The tribute then moved onto more recent times. Though fun to see again, it was surely an act of malice on the part of the production team to show Zoë Ball’s famously-botched first ever entrance. But even footage from Johnny Vaughan’s era, with both Denise and Liza Tarbuck, stood up well compared to nowadays. The clips concluded with Chris shown complaining: “Why take it off? Why? Putting a production team together like that takes years. It’s mad to disband it.” He clearly hadn’t seen the show for some time.
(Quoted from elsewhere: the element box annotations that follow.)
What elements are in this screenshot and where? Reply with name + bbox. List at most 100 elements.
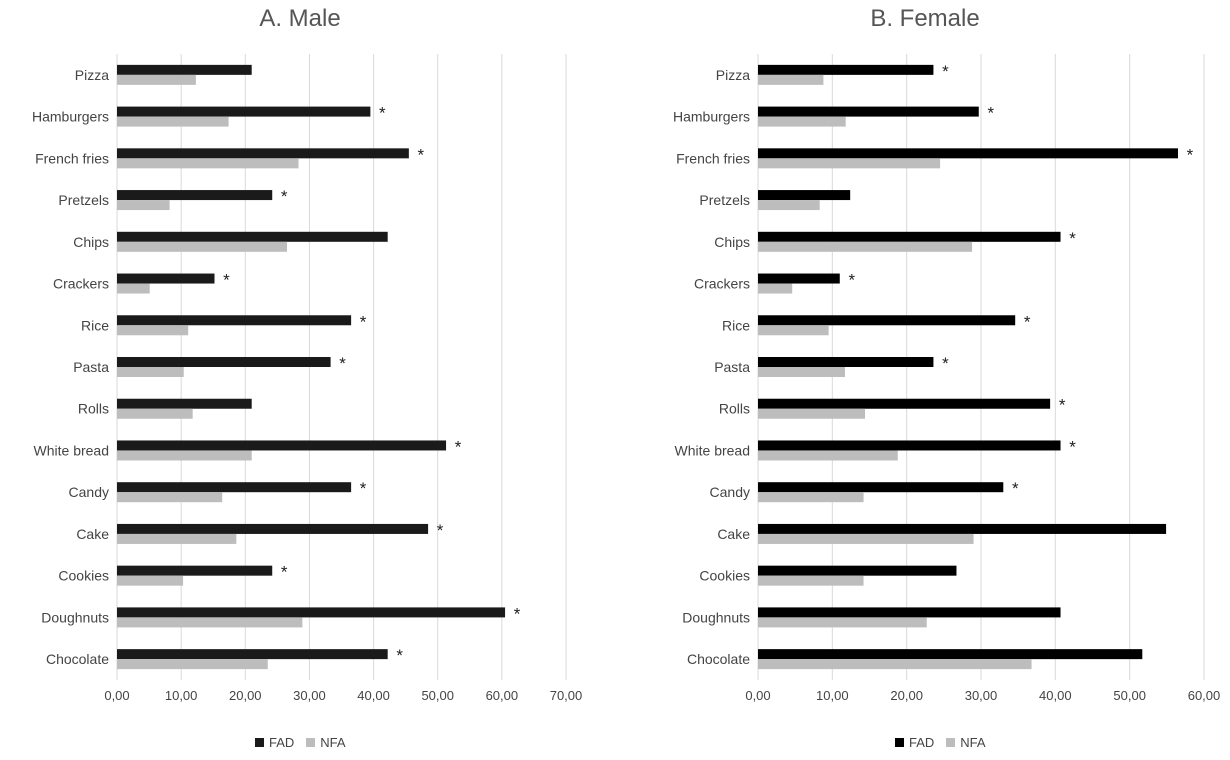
legend: FAD NFA [255,735,358,750]
legend-item-fad: FAD [895,735,934,750]
bar-nfa [758,617,927,628]
x-tick-label: 40,00 [357,688,390,703]
chart-panel-female: B. Female 0,00 10,00 20,00 30,00 40,00 50,00 6… [630,0,1230,755]
legend: FAD NFA [895,735,998,750]
x-tick-label: 30,00 [293,688,326,703]
category-label: Crackers [53,276,109,292]
bar-nfa [758,200,820,211]
bar-fad [758,315,1016,326]
bar-fad [758,565,957,576]
category-label: Rice [722,317,750,333]
bar-nfa [758,74,824,85]
bar-fad [117,148,409,159]
bar-fad [117,607,506,618]
chart-title: B. Female [870,5,980,32]
category-label: Candy [69,484,109,500]
chart-title: A. Male [259,5,341,32]
significance-marker: * [1012,479,1019,498]
bar-chart-female: 0,00 10,00 20,00 30,00 40,00 50,00 60,00 Pizza *… [673,54,1220,703]
bar-nfa [117,659,268,670]
bar-nfa [758,408,866,419]
legend-swatch-nfa [306,738,316,747]
legend-swatch-fad [895,738,904,747]
significance-marker: * [1187,145,1194,164]
significance-marker: * [223,271,230,290]
significance-marker: * [455,437,462,456]
bar-nfa [758,116,846,127]
significance-marker: * [514,604,521,623]
bar-fad [758,482,1004,493]
category-label: French fries [35,150,109,166]
bar-nfa [758,575,864,586]
bar-fad [117,398,252,409]
bar-nfa [117,575,184,586]
bar-fad [758,190,851,201]
x-tick-label: 50,00 [421,688,454,703]
category-label: Hamburgers [32,109,109,125]
bar-nfa [117,74,196,85]
category-label: White bread [675,442,750,458]
category-label: Candy [710,484,750,500]
bar-fad [758,440,1061,451]
category-label: White bread [34,442,109,458]
x-tick-label: 20,00 [229,688,262,703]
bar-fad [758,64,934,75]
category-label: Cookies [58,568,109,584]
category-label: Chocolate [46,651,109,667]
bar-nfa [117,533,237,544]
category-label: Pasta [714,359,750,375]
bar-nfa [758,283,793,294]
significance-marker: * [1024,312,1031,331]
bar-fad [117,565,273,576]
bar-nfa [758,325,829,336]
x-tick-label: 10,00 [165,688,198,703]
bar-fad [758,273,840,284]
legend-swatch-nfa [946,738,956,747]
bar-fad [117,649,388,660]
bar-nfa [117,325,189,336]
category-label: Crackers [694,276,750,292]
category-label: Pasta [73,359,109,375]
bar-nfa [758,450,898,461]
category-label: Cookies [699,568,750,584]
bar-fad [758,607,1061,618]
category-label: Chocolate [687,651,750,667]
significance-marker: * [437,521,444,540]
category-label: Hamburgers [673,109,750,125]
bar-fad [117,482,352,493]
bar-nfa [117,408,193,419]
bar-fad [117,190,273,201]
bar-nfa [758,367,845,377]
significance-marker: * [396,646,403,665]
bar-fad [117,231,388,242]
legend-item-nfa: NFA [946,735,986,750]
bar-fad [758,106,979,117]
bar-fad [117,273,215,284]
legend-swatch-fad [255,738,264,747]
bar-fad [117,357,331,367]
significance-marker: * [379,104,386,123]
bar-nfa [117,241,287,252]
bar-nfa [758,241,973,252]
category-label: Rolls [78,401,109,417]
category-label: Pretzels [58,192,109,208]
bar-fad [758,231,1061,242]
significance-marker: * [281,187,288,206]
x-tick-label: 10,00 [816,688,849,703]
legend-item-nfa: NFA [306,735,346,750]
bar-nfa [758,492,864,503]
bar-fad [758,148,1178,159]
x-tick-label: 40,00 [1039,688,1072,703]
bar-fad [117,315,352,326]
significance-marker: * [1069,437,1076,456]
x-tick-label: 0,00 [745,688,770,703]
bar-chart-male: 0,00 10,00 20,00 30,00 40,00 50,00 60,00 70,00 P… [32,54,582,703]
significance-marker: * [942,62,949,81]
bar-nfa [758,158,941,169]
x-tick-label: 20,00 [890,688,923,703]
bar-nfa [758,659,1032,670]
bar-nfa [117,450,252,461]
legend-label: FAD [269,735,295,750]
bar-fad [758,398,1051,409]
x-tick-label: 30,00 [965,688,998,703]
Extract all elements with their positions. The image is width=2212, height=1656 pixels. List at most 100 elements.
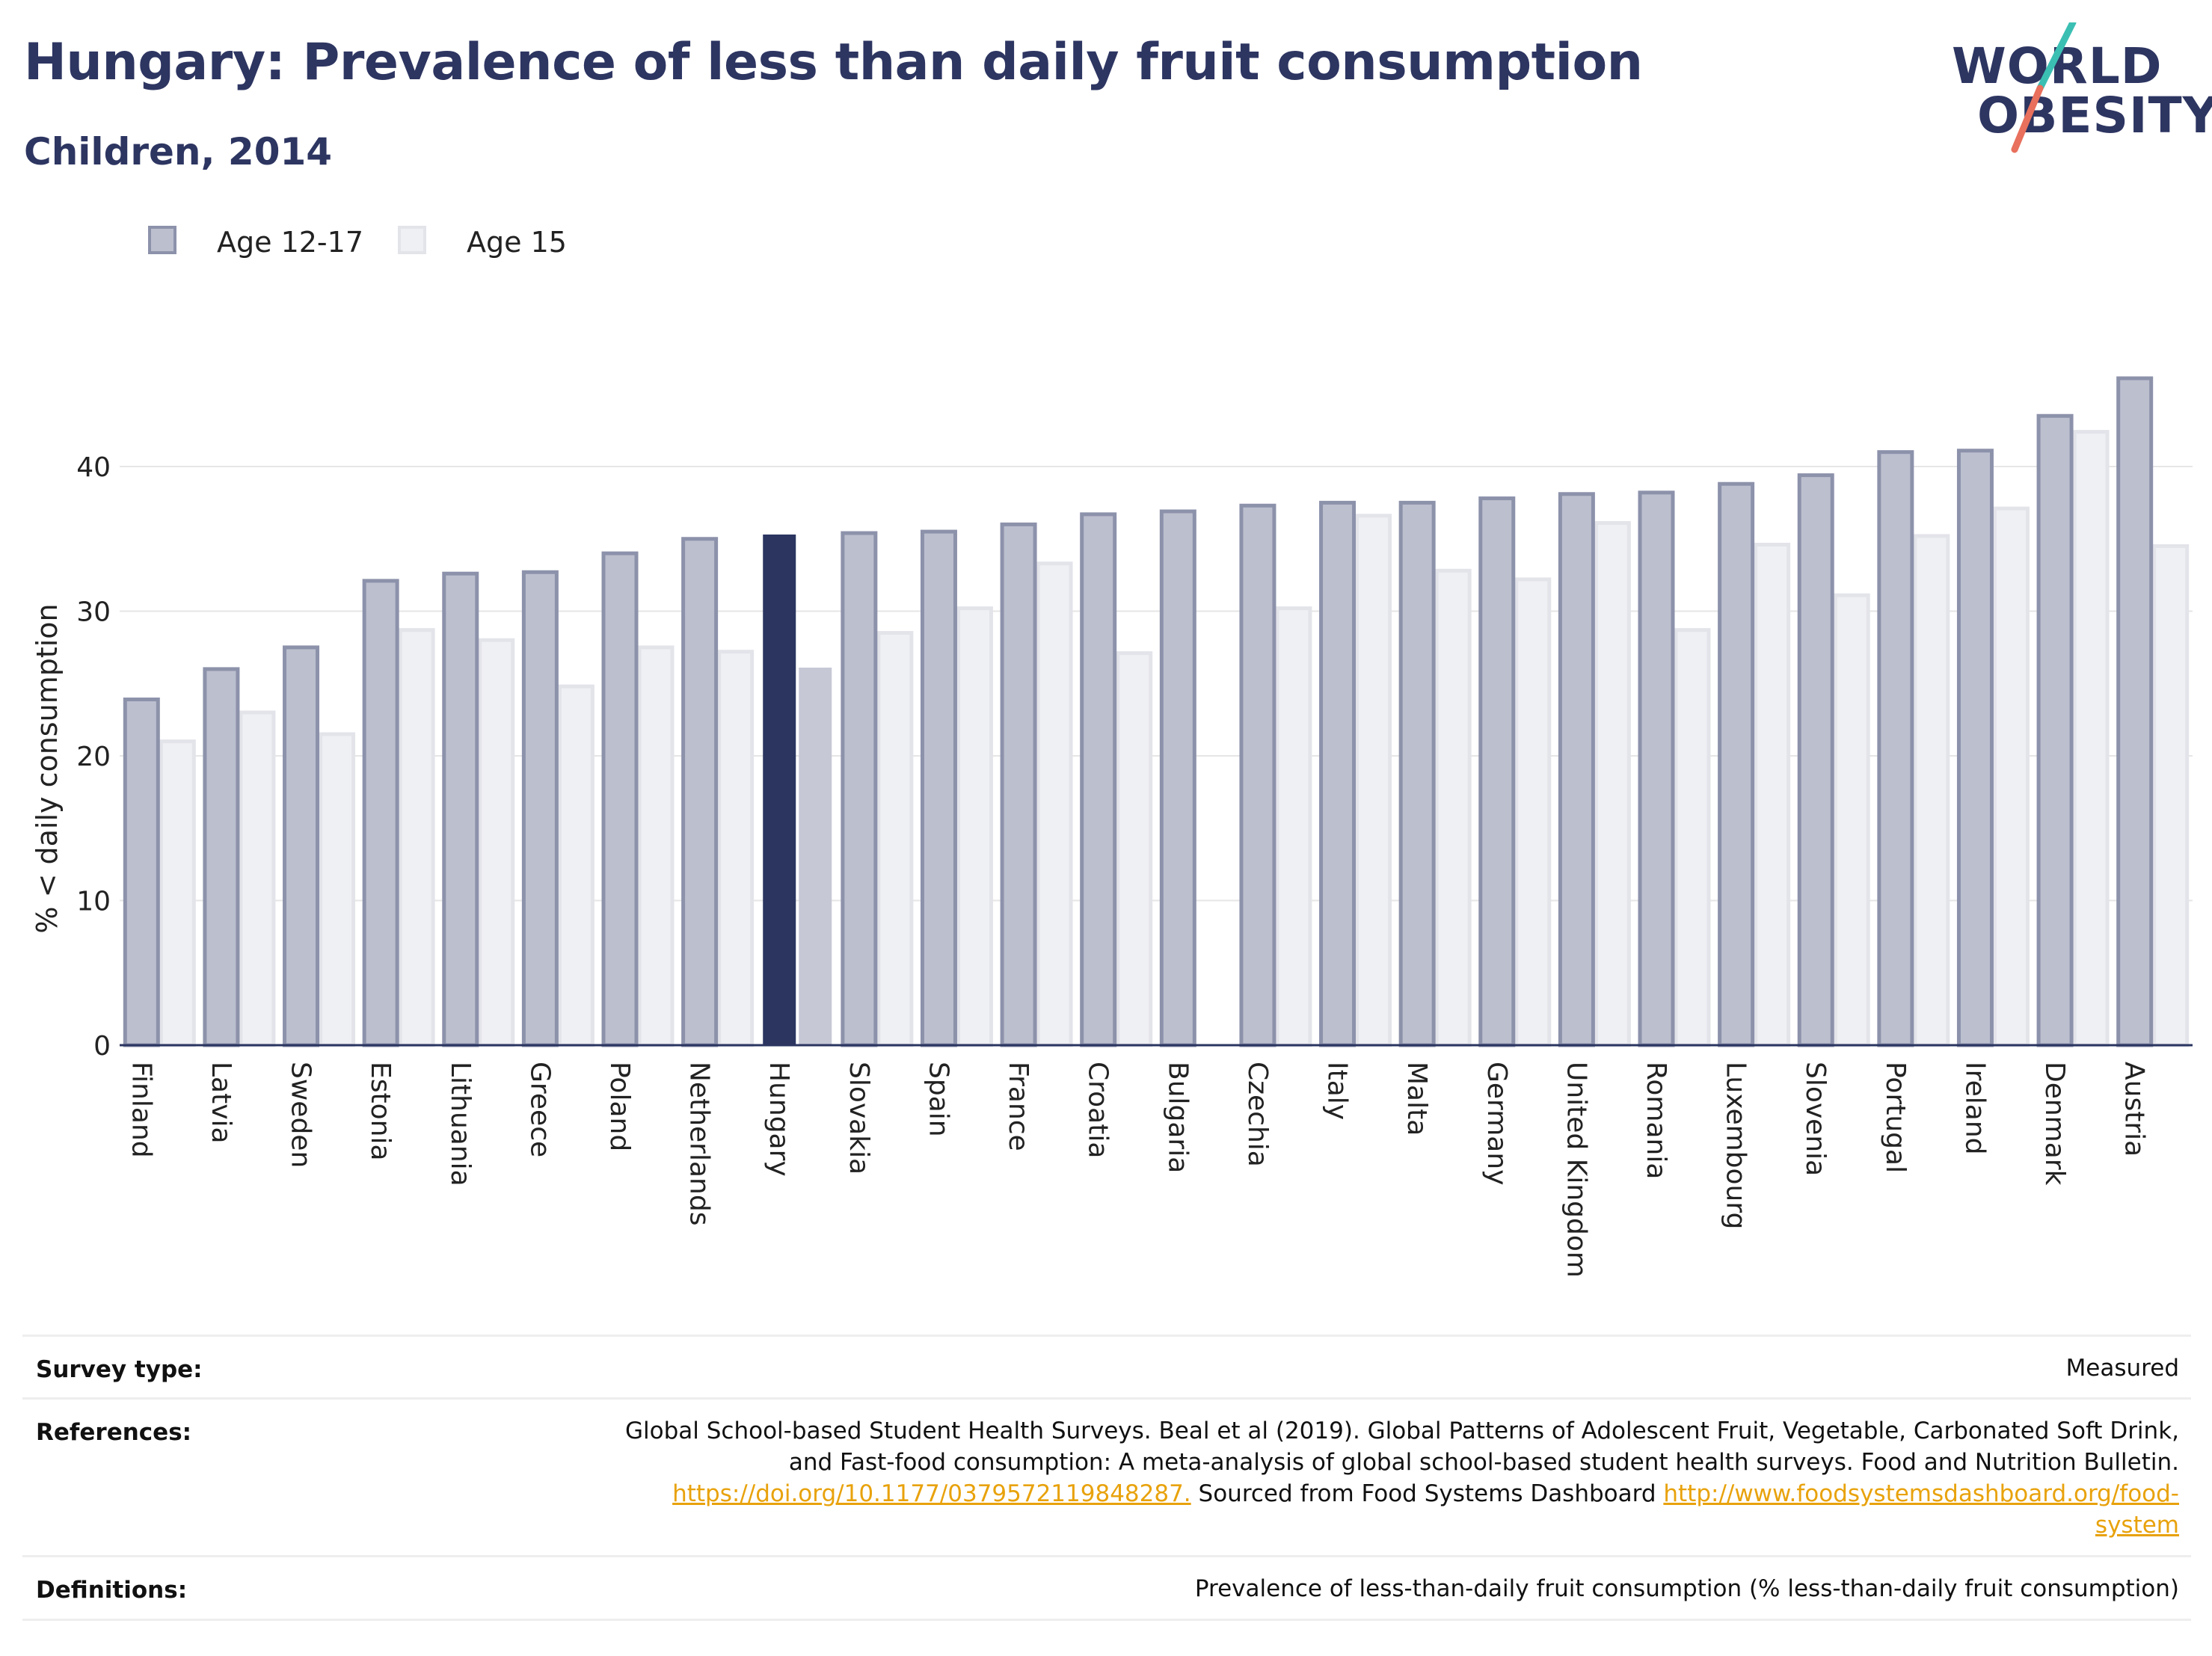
- bar-age-15: [1036, 561, 1073, 1047]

Back at the house, Richard declared, rather obviously, “It is over.” A fax, supposedly from the Prince of Wales, was read out, and whether real or not seemed to backfire and fall rather flat. There was room for one last rendition of the always-awful “Friday Song”, blessed with Vanessa’s voice drowning out everyone else, and featuring lyrics suggesting everyone was actually proud of the entire preceding nine and a half years, when only the first two are genuinely worth remembering and commending. But time was up. Undignified to the last, the farewell Big Breakfast concluded with endless shambolic shots of complete strangers (presumably friends of the show) meandering about, and the four main hosts dancing over the canal with childish grins on their faces. No-one seemed that emotional, there certainly weren’t any tears, in fact nobody seemed that bit bothered. It was easy to feel the same.

Even the absolute end was botched. After a welcome burst of the original, and best, version of the theme tune, an evocative montage of sound clips accompanied a lone camera drifting round a now deserted house. Then we cut to a crap computer graphic of it blowing up. Hopeless.

The Big Breakfast, 1992-2002: don’t remember it this way.